How did West Africa trade routes affect the cultures of people along the way?
The trans-Saharan trade network that was established between west Africa, Arabia, and Europe had dramatic cultural implications for people along the way. The most profound impact was the introduction of Islam to the peoples of Africa, both in the north and west. Islam was also introduced to a lesser extent in Europe, primarily Spain. Islam also helped to increase literacy in places that it was introduced due to the importance of reading the Koran.
Muslim scholars and merchants also spread ideas to all parts of Africa during this period. Universities were established in parts of west Africa and the Maghreb. Learning and ideas were shared to an extent that was previously not witnessed.

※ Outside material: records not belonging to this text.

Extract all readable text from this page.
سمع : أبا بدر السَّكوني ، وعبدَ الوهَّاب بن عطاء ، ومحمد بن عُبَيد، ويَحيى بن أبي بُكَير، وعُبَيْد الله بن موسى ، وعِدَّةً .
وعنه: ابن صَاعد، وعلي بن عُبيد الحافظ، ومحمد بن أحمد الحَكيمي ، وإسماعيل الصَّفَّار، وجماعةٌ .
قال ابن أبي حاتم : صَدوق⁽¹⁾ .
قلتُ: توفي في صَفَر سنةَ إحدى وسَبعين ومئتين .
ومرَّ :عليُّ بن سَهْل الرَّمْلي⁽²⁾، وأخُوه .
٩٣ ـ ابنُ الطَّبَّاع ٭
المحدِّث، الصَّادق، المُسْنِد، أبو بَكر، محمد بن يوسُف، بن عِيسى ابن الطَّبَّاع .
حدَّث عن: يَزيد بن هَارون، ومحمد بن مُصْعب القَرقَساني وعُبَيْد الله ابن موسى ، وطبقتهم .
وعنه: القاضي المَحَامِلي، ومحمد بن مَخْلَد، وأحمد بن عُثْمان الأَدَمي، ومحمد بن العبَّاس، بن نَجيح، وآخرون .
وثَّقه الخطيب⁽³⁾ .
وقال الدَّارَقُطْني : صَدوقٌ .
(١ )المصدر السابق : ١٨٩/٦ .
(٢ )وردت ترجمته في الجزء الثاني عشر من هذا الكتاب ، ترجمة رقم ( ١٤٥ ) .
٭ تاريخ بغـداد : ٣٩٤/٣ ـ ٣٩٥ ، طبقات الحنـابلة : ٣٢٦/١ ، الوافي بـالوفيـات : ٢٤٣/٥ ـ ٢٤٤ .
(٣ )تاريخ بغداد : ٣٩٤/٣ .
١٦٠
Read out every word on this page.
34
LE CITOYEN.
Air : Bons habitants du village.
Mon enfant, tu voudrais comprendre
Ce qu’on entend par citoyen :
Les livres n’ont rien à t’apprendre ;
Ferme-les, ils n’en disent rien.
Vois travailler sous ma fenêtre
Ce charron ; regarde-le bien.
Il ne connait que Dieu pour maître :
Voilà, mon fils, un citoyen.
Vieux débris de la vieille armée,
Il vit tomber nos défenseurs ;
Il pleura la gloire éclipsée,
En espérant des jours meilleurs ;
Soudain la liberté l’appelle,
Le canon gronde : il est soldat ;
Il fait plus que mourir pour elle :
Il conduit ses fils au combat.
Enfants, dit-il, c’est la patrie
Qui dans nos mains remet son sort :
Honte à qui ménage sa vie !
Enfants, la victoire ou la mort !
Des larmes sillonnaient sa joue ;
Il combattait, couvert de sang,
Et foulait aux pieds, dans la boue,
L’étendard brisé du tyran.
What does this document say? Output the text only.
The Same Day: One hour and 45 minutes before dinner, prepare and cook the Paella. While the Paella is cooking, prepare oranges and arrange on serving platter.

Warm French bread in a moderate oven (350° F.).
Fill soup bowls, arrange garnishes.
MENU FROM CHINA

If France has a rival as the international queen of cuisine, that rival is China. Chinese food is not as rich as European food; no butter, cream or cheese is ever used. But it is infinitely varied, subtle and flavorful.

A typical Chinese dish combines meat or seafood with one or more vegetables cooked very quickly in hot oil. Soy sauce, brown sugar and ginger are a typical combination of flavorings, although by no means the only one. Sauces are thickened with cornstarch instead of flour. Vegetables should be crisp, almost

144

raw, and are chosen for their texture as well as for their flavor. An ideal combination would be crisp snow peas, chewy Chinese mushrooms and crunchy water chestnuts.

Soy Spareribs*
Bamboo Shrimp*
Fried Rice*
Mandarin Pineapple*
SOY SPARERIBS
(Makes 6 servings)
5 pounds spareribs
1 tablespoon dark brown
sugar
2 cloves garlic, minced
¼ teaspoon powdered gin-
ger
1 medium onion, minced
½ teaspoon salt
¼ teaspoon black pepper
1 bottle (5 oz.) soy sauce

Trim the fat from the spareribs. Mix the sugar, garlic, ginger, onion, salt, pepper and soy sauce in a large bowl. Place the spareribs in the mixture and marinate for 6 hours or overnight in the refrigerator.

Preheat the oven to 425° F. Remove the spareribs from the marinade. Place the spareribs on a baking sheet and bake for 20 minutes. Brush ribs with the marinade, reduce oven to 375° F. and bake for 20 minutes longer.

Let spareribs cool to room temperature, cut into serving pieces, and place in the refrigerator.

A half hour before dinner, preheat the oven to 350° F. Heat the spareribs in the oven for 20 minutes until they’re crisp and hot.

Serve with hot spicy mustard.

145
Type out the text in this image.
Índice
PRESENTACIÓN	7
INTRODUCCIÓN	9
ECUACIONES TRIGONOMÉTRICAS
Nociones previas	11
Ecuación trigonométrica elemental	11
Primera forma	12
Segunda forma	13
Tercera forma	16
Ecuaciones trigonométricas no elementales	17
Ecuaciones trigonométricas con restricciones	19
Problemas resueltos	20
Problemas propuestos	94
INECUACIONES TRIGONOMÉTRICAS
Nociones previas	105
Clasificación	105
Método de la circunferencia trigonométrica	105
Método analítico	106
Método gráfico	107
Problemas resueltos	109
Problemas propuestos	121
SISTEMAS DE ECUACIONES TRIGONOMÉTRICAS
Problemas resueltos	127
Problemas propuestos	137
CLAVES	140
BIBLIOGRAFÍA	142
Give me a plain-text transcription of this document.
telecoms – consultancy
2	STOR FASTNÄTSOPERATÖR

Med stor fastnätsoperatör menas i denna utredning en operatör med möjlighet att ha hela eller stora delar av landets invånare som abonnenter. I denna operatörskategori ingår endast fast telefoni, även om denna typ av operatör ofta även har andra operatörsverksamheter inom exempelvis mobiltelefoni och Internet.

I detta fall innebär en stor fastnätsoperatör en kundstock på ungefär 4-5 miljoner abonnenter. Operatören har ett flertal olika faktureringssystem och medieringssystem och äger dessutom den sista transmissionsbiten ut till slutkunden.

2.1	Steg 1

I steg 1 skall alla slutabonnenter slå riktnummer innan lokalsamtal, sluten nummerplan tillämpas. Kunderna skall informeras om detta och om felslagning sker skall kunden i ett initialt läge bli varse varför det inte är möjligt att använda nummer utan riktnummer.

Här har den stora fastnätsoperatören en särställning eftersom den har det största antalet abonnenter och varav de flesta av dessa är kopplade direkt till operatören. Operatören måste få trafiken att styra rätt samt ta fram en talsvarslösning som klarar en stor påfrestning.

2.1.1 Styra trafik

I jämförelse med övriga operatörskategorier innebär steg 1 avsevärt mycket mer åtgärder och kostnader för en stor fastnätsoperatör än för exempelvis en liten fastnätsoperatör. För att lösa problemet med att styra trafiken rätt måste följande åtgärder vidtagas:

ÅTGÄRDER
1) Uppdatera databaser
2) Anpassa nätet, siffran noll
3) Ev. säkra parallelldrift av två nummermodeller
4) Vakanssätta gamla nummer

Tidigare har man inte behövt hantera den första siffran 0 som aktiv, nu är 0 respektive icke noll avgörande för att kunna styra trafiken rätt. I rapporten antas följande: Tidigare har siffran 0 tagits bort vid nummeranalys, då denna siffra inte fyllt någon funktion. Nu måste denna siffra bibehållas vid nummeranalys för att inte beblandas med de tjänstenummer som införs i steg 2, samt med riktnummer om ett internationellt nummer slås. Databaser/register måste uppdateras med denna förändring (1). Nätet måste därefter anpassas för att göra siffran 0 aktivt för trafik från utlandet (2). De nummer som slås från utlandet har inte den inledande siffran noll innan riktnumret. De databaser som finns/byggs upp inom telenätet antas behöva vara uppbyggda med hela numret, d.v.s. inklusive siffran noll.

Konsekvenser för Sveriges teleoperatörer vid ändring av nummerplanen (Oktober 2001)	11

The economies of Europe and the Arab world were changed with the introduction of gold and other precious metals that were mined in west Africa. This was a period where many of those economies had moved to a monetary system and gold was necessary to sustain these economies and currencies. Commodities were available for sale throughout the regions that were not previously available, which strengthened the way of life of all of the cultures involved.
When different cultures come in contact with one another, a process that is called cultural diffusion takes place. The process changes both cultures through the exchange of ideas. With the number of different cultural groups that participated in trans-Saharan trade, the variety of ideas shared would have impacted all the peoples involved. For this reason, virtually all elements of culture would have been impacted at every city along the route.